Ласка смотрит на меня, склонив в сторону мордочку. Я протягиваю к ней руку, на секунду касаюсь мягкого меха; она прижимается к дереву, будто собирается прыгнуть, но я смаргиваю, – и мои пальцы упираются в холодное стекло.
Утром, пока мама возится с квашней, я спрашиваю: бывает ли такая статья, про воровство дорог? Мама смеется и говорит, что это все глупости. Полуночь никогда не ошибается; Полуночь знает, что тебе нужно.
Но я-то знаю, что это ошибка. Наверное, это очень секретная статья.
Похоже, что-то такое написано на моем нервном, бледном лице, потому что мама толкает папу в бок и настойчиво показывает ему на меня глазами. Папа сонный, вялый, немножко сердитый; он основательно жует пшенную кашу, а его темная с проседью борода стоит почему-то дыбом.
После завтрака он выводит меня в предбанник и рассказывает об обороте.
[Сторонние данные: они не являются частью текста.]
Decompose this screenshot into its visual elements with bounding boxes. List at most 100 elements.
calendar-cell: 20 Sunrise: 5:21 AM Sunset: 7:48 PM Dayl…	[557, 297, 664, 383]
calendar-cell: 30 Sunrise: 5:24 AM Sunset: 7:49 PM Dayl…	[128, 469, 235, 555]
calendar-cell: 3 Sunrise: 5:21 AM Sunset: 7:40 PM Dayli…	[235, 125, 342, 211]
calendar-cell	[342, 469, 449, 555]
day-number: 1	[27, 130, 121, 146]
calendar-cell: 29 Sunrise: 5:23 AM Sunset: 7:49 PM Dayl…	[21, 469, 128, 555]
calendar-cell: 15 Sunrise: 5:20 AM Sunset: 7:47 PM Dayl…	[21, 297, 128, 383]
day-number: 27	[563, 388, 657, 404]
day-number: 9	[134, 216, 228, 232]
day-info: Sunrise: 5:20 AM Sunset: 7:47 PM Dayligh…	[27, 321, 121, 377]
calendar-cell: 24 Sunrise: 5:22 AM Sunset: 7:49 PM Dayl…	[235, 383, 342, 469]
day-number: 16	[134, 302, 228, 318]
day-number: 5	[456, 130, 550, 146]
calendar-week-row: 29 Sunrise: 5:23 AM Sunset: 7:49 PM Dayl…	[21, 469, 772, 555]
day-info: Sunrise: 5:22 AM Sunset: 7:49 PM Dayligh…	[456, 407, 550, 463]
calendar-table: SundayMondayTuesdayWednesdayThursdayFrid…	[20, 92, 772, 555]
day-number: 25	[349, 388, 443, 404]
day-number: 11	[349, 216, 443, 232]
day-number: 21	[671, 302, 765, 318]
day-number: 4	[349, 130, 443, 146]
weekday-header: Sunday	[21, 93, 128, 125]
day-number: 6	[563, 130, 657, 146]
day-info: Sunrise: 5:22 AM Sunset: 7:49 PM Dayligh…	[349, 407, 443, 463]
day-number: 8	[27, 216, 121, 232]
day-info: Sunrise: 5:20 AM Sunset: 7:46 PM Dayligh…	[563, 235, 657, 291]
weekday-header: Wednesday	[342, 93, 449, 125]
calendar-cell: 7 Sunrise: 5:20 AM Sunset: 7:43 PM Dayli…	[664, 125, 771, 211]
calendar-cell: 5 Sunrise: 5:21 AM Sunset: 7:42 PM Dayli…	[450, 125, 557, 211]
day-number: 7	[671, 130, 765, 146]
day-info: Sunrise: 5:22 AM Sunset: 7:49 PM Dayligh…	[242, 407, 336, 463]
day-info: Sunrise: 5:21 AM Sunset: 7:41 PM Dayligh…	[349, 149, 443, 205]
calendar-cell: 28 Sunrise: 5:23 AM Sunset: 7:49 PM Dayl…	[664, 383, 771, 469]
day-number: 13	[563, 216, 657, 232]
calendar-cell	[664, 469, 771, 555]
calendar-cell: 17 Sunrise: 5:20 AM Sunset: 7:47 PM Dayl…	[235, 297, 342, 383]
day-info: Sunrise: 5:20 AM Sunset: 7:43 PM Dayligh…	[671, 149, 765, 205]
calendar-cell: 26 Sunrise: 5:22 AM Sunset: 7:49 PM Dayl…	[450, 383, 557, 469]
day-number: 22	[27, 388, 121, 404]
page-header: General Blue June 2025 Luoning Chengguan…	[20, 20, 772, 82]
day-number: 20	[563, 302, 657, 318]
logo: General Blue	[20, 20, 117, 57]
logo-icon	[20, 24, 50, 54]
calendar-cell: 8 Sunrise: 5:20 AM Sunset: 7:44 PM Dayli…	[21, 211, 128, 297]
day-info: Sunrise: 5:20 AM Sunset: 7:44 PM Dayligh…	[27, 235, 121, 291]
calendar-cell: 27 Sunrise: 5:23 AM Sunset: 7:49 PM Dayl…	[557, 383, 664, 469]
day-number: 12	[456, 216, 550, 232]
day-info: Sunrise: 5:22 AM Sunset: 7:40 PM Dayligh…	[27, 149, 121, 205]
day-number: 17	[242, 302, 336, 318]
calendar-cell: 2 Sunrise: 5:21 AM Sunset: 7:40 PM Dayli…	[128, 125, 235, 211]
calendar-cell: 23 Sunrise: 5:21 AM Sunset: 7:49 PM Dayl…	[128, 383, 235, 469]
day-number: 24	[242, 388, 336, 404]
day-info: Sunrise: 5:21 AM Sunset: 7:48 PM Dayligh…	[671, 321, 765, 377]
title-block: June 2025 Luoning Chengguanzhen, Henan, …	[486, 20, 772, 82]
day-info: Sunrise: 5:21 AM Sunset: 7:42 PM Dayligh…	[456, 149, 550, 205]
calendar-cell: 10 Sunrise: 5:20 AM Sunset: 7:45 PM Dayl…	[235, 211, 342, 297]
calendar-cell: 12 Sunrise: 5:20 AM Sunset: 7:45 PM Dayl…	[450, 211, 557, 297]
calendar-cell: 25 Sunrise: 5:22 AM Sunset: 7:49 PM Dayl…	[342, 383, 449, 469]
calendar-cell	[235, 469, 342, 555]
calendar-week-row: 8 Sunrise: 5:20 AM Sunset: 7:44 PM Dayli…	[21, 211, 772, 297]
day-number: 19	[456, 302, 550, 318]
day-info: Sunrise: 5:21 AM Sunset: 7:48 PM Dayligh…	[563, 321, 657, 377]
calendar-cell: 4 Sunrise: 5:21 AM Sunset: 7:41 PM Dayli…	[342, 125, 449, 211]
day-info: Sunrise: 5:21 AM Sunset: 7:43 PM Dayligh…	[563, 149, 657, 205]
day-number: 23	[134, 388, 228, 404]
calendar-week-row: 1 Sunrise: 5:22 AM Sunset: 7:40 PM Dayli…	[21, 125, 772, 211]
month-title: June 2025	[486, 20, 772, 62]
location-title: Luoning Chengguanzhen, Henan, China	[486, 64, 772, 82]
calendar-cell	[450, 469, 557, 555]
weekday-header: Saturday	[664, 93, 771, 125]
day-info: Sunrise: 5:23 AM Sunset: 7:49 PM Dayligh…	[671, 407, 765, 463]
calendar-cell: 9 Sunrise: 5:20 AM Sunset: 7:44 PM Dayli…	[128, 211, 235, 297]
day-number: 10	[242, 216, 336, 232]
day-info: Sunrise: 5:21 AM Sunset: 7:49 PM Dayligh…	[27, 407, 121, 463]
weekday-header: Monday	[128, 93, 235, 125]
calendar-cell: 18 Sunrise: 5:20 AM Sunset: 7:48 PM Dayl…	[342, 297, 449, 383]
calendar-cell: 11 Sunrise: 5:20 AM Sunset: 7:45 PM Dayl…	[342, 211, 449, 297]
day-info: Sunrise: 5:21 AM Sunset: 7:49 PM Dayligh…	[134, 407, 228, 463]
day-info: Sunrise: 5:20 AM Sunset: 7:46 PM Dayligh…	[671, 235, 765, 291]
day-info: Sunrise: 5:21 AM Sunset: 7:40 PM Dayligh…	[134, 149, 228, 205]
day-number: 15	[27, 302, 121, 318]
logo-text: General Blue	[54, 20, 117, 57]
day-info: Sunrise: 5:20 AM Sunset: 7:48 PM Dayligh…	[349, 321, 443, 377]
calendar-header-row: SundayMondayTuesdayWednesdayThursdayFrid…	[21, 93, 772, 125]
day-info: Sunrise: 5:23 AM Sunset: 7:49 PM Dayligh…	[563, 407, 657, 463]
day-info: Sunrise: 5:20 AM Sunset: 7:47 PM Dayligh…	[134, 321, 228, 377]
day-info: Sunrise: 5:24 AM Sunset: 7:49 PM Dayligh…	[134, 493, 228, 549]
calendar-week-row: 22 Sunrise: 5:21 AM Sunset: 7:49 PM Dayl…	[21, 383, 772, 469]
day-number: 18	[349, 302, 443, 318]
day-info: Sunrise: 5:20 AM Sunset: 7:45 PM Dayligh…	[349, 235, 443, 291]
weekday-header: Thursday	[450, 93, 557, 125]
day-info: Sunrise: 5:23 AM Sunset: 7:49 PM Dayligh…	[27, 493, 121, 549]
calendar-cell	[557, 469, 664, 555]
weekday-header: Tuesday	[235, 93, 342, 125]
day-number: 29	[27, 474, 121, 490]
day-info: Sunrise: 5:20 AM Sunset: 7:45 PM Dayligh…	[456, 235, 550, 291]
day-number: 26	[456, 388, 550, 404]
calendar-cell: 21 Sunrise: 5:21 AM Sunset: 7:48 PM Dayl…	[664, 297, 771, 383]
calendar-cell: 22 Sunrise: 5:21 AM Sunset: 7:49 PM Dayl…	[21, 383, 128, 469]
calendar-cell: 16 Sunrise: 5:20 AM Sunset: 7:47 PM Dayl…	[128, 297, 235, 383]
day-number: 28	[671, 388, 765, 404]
– Мы хищники, – гудит он, – поэтому представь, что идешь на охоту. Или дворовые догонялки. Близкая добыча! Азарт! Схвати зверя, пусть помогает бежать! Сечешь?
Я киваю, но, по правде, я не секу.
Мне ужасно неловко стоять перед ним голой. Я распустила волосы, но они слишком короткие, чтобы прикрыть замерзшие соски, и я неловко закрываюсь руками. Я вся покрыта гусиной кожей, и даже кудри на лобке нервно топорщатся.
Папа рассказывает так и эдак. Я смотрю в себя; смотрю в потолок; рычу; рычу по-другому; бегаю на месте; ловлю мячик; пытаюсь отобрать тряпичную куколку; отбиваюсь от веника. В конце концов мы выходим на улицу, где я мгновенно коченею. Папа превращается, от медвежьего рыка душа уходит в пятки и еще немного глубже, но это тоже не помогает.
Наконец он отводит меня обратно на кухню и, сердитый, уходит колоть дрова.
Я не дрова, но меня колотит. Я ужасно замерзла, все во мне дрожит, и даже если кража дорог – это уголовное преступление, я готова сдаться в Сыск прямо сейчас.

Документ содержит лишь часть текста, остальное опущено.